TG/DTA-MS evaluation of methane cracking and coking on doped nickel–zirconia based cermets

Abstract

Cermet materials based on metallic nickel and cubic zirconia are the key material for applications on solid oxide fuel cells and high temperature water electrolysis. The main advantage is the possibility of direct feeding a hydrocarbon fuel, like methane, or even an alcohol as a source of hydrogen. The reforming reaction on the Ni catalyst surface can produce hydrogen continuously. However, the resulting catalyst poisoning by carbon deposition (coking) imparts their broad application. The work shows the evaluation of coking tolerance of some cermets prepared by mechanical alloying techniques and compares new additives specially chosen in order to avoid coking and increase the catalytic activity.

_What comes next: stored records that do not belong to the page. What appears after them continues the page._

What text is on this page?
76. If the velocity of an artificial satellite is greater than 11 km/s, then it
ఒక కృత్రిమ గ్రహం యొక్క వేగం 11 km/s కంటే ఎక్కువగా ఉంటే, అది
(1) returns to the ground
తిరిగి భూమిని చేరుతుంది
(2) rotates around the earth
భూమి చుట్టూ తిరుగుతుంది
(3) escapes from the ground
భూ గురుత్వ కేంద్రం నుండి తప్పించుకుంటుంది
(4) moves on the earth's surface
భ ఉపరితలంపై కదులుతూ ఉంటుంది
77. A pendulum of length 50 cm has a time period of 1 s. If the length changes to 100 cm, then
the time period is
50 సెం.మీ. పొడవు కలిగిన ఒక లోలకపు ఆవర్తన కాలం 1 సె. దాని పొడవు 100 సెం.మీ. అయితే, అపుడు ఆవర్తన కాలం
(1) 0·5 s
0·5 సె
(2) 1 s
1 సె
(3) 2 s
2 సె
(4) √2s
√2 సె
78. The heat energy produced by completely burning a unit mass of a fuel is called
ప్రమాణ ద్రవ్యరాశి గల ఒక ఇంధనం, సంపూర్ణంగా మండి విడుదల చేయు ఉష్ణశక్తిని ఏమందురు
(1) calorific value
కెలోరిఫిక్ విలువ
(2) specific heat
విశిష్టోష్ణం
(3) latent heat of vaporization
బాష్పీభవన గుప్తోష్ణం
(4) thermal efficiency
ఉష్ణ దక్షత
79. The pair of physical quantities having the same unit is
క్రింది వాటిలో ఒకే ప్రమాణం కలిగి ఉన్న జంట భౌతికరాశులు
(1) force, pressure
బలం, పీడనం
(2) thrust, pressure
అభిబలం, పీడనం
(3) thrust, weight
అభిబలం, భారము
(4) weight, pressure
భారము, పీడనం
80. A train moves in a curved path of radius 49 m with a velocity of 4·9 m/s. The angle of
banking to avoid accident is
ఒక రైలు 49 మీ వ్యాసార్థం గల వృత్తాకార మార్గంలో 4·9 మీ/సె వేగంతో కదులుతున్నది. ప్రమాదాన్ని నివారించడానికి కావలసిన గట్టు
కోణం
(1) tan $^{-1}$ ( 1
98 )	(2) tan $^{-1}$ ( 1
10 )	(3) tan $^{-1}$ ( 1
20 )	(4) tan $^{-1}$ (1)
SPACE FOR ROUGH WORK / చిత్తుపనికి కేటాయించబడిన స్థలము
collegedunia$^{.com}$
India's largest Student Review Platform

Refractory metal additives besides copper were added to the basic cermet. While copper is a known doping agent that avoids coking, the refractory metals (Mo and W) have a twofold effect: promote sintering at lower temperatures and increase Cu activity due to their mutual immiscibility. Results of TG/DTA-MS analysis demonstrate both refractory metals have increased the coking tolerance as well as the catalytic activity during diluted methane cracking. Molybdenum and tungsten additives are promised regarding the improvement of these cermet materials for high temperature electrochemical devices.